Sacred spaces are inviolable. As long as lobbyists/industry/politicians can conceive of nature as something to harnessed or modified, then the problem will persist. The problem persists since there are very few sacred spaces left to us. Sacred natural spaces are the thing of pulling off the interstate or going camping into a state or federal park. At such a time, natural spaces have value on in that they provide a temporary escape. However, if we can re-enchant nature, and I am by no means suggesting there is one clear way to do this, then nature can be saved, preserved and cared for. This does require that we adopt a teleological principle hidden within how we conceive of nature. Like the Kantian idea of a suprasensible noumenal realm, a re-enchanted nature will be subsumed by threads of cultural mystification and unscientific theology. Yet, these threads of subsumption can affect people and help them reconceive of the necessity for action. Human beings must be re-integrated into the natural unfolding of nature. The process of mechanistic alienation starts with re-appropriating process language and instilling into it the purposes of harmony we so desperately need.
In Schelerian terms, we attempt to pull down higher values down to the level of either the useful, or pleasurable. We make nature into a consumable good so as to consume it for pleasure as immediately as it was manufactured. This also means we are not making anything durable or lasting to which civilization requires. As Hannah Arendt learned from the Romans, to work is to create a world of durable goods that outlasts even one's life such that there will be a durable world for our posterity whereas a world of labor creates goods as quickly as they are consumed. There is nothing to last in a world of complete labor and alienation from nature. The point is to re-instill humankind's participatory process within nature as one in which will have a long-lasting effect on its vitality, health and growth. At minimum, this requires a spiritual orientation that one finds often commonly shared with an ethical orientation (despite Kierkegaard's thoughtful separation of the two).
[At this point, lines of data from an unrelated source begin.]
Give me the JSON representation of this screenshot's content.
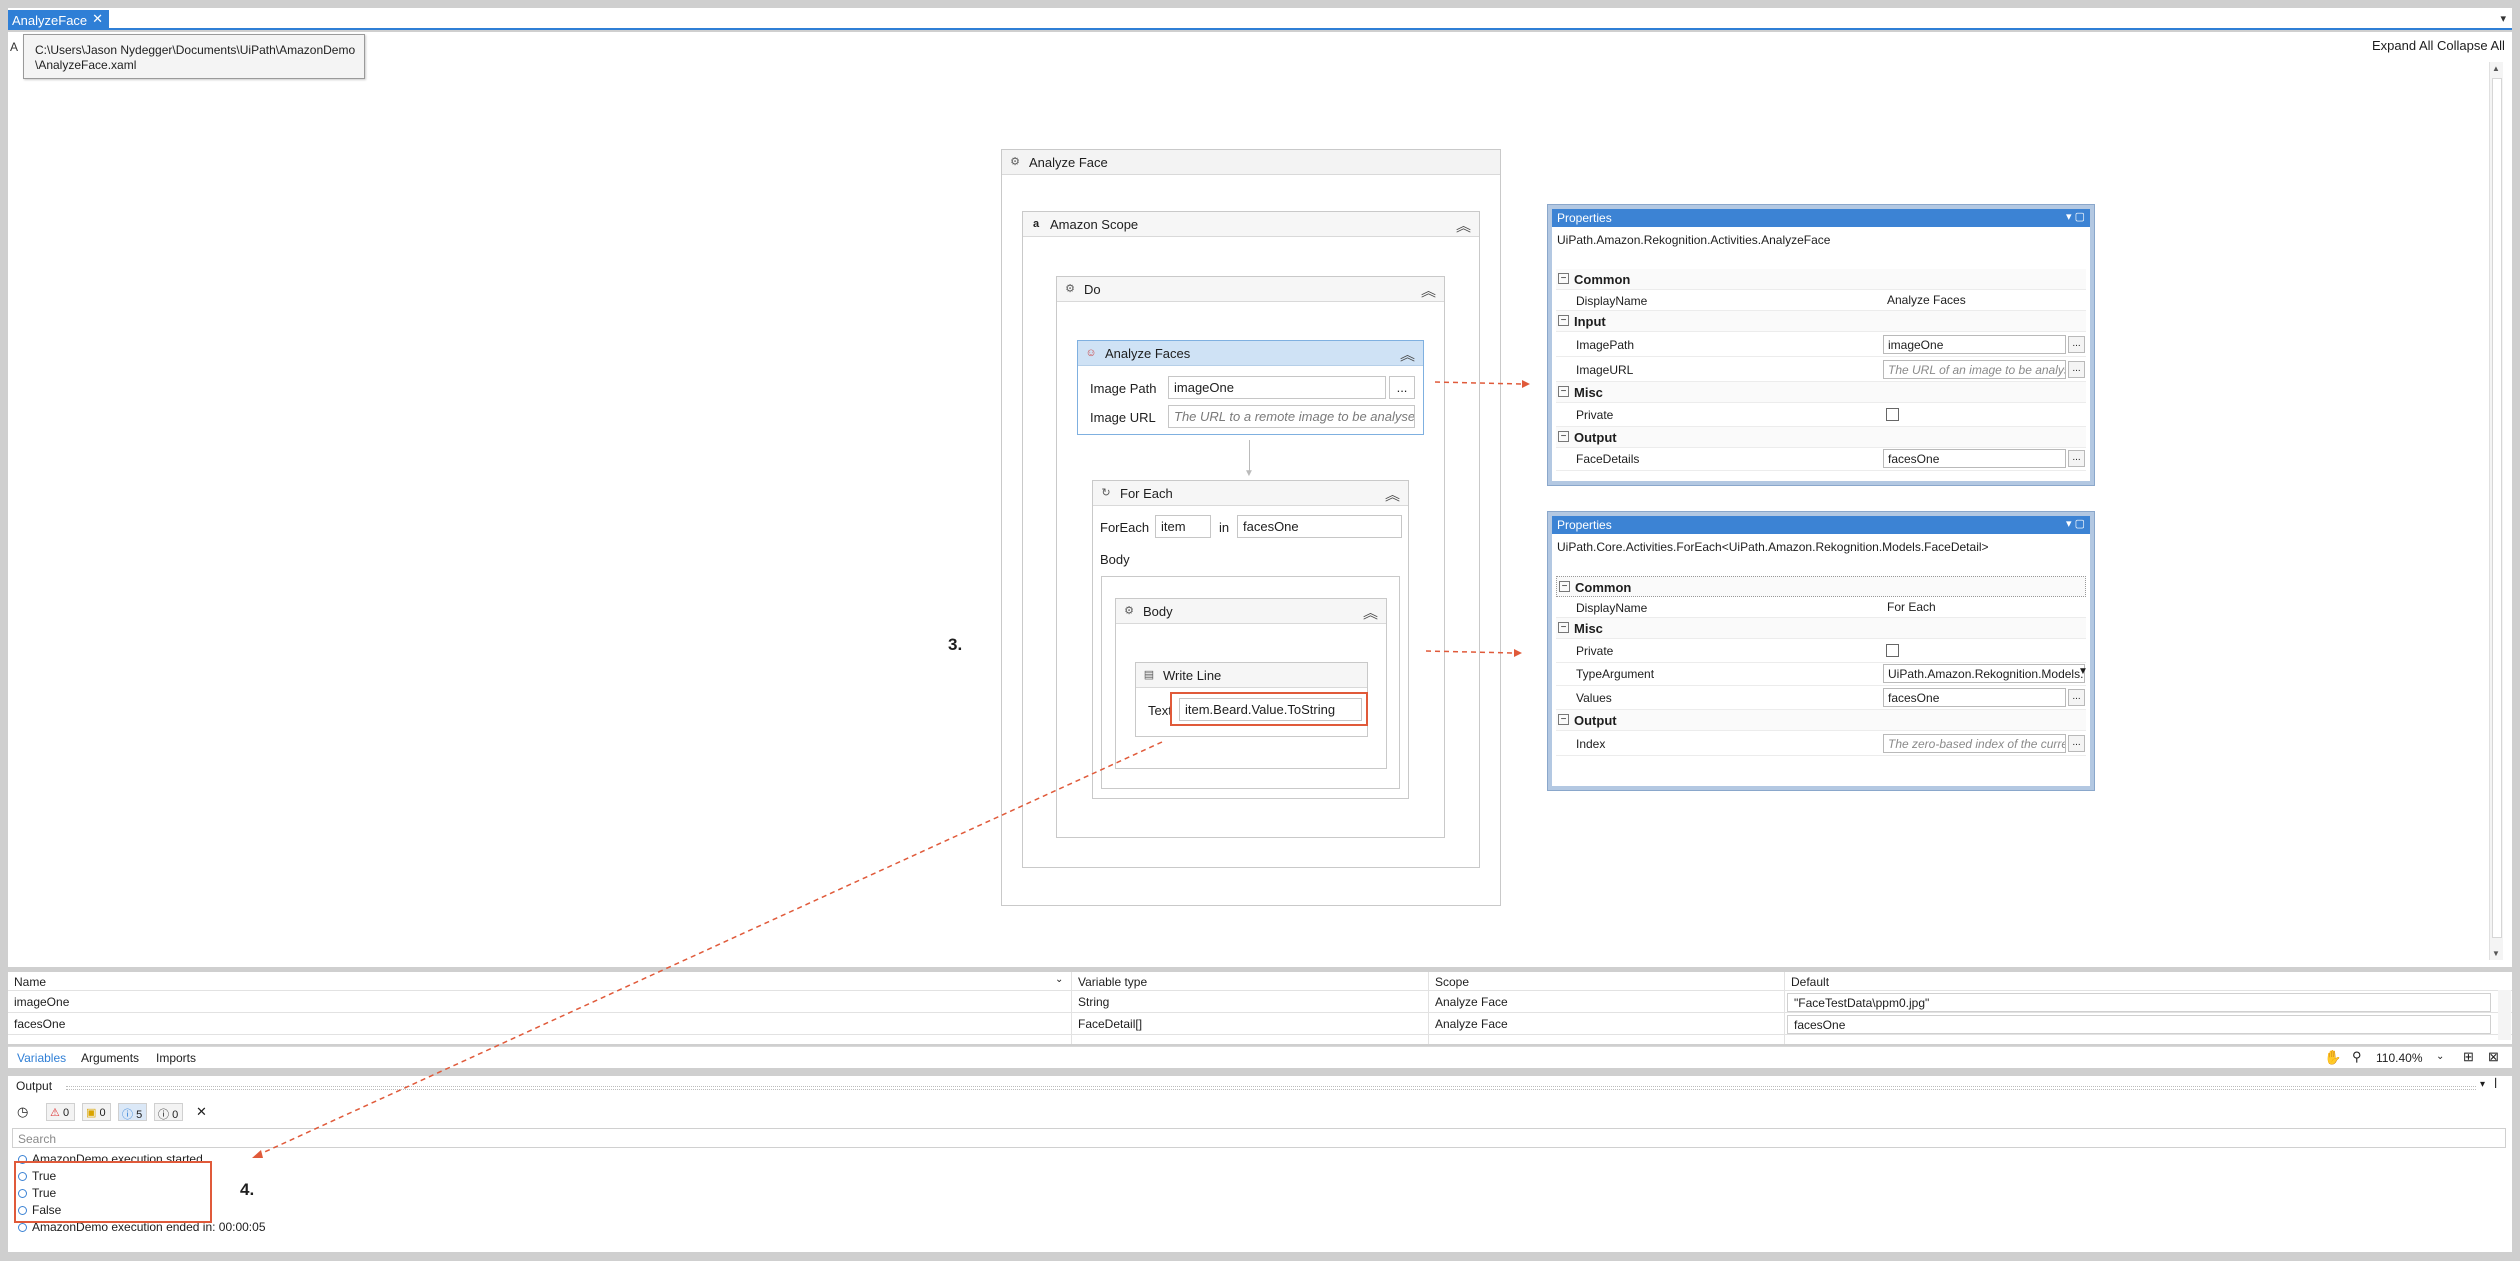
{
  "tabs": {
    "active": "AnalyzeFace",
    "close": "✕",
    "dropdown": "▾"
  },
  "tooltip": {
    "line1": "C:\\Users\\Jason Nydegger\\Documents\\UiPath\\AmazonDemo",
    "line2": "\\AnalyzeFace.xaml"
  },
  "breadcrumb": "A",
  "toolbar": {
    "expand_all": "Expand All",
    "collapse_all": "Collapse All"
  },
  "workflow": {
    "root_title": "Analyze Face",
    "scope_title": "Amazon Scope",
    "do_title": "Do",
    "analyze": {
      "title": "Analyze Faces",
      "image_path_label": "Image Path",
      "image_path_value": "imageOne",
      "image_url_label": "Image URL",
      "image_url_placeholder": "The URL to a remote image to be analysed",
      "dots": "..."
    },
    "foreach": {
      "title": "For Each",
      "foreach_label": "ForEach",
      "item_value": "item",
      "in_label": "in",
      "collection_value": "facesOne",
      "body_label": "Body"
    },
    "body_title": "Body",
    "writeline": {
      "title": "Write Line",
      "text_label": "Text",
      "text_value": "item.Beard.Value.ToString"
    }
  },
  "annotations": {
    "step3": "3.",
    "step4": "4."
  },
  "properties_analyze": {
    "title": "Properties",
    "class": "UiPath.Amazon.Rekognition.Activities.AnalyzeFace",
    "cat_common": "Common",
    "display_name_label": "DisplayName",
    "display_name_value": "Analyze Faces",
    "cat_input": "Input",
    "image_path_label": "ImagePath",
    "image_path_value": "imageOne",
    "image_url_label": "ImageURL",
    "image_url_placeholder": "The URL of an image to be analysed",
    "cat_misc": "Misc",
    "private_label": "Private",
    "cat_output": "Output",
    "face_details_label": "FaceDetails",
    "face_details_value": "facesOne",
    "dots": "..."
  },
  "properties_foreach": {
    "title": "Properties",
    "class": "UiPath.Core.Activities.ForEach<UiPath.Amazon.Rekognition.Models.FaceDetail>",
    "cat_common": "Common",
    "display_name_label": "DisplayName",
    "display_name_value": "For Each",
    "cat_misc": "Misc",
    "private_label": "Private",
    "type_argument_label": "TypeArgument",
    "type_argument_value": "UiPath.Amazon.Rekognition.Models.FaceDetail",
    "values_label": "Values",
    "values_value": "facesOne",
    "cat_output": "Output",
    "index_label": "Index",
    "index_placeholder": "The zero-based index of the current element",
    "dots": "..."
  },
  "variables": {
    "headers": [
      "Name",
      "Variable type",
      "Scope",
      "Default"
    ],
    "rows": [
      {
        "name": "imageOne",
        "type": "String",
        "scope": "Analyze Face",
        "default": "\"FaceTestData\\ppm0.jpg\""
      },
      {
        "name": "facesOne",
        "type": "FaceDetail[]",
        "scope": "Analyze Face",
        "default": "facesOne"
      }
    ],
    "tabs": [
      "Variables",
      "Arguments",
      "Imports"
    ],
    "zoom": "110.40%"
  },
  "output": {
    "title": "Output",
    "errors": "0",
    "warnings": "0",
    "info": "5",
    "trace": "0",
    "search_placeholder": "Search",
    "lines": [
      "AmazonDemo execution started",
      "True",
      "True",
      "False",
      "AmazonDemo execution ended in: 00:00:05"
    ]
  },
  "colors": {
    "accent": "#2f7fd6",
    "annotation": "#e05a3a",
    "selected_activity": "#cfe2f5"
  }
}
Mr. Bryant and company cannot exclaim shock that we continue to transgress against nature while at the same time denying to nature its near divinity/value that makes our knowledge of that transgression possible. We can conceive the world of hurt we are dishing out. The problem is that we continually create walls of justification that conceive the separation of our being from the world apart. Giving into Mr Bryant's accelerationism does not seem wise. It would only perpetuate this forced division between humankind and nature, and that's the very cause as to why nature is so thoroughly exploited; a point Mr. Bryant should have the philosophical acumen to anticipate, but doesn't.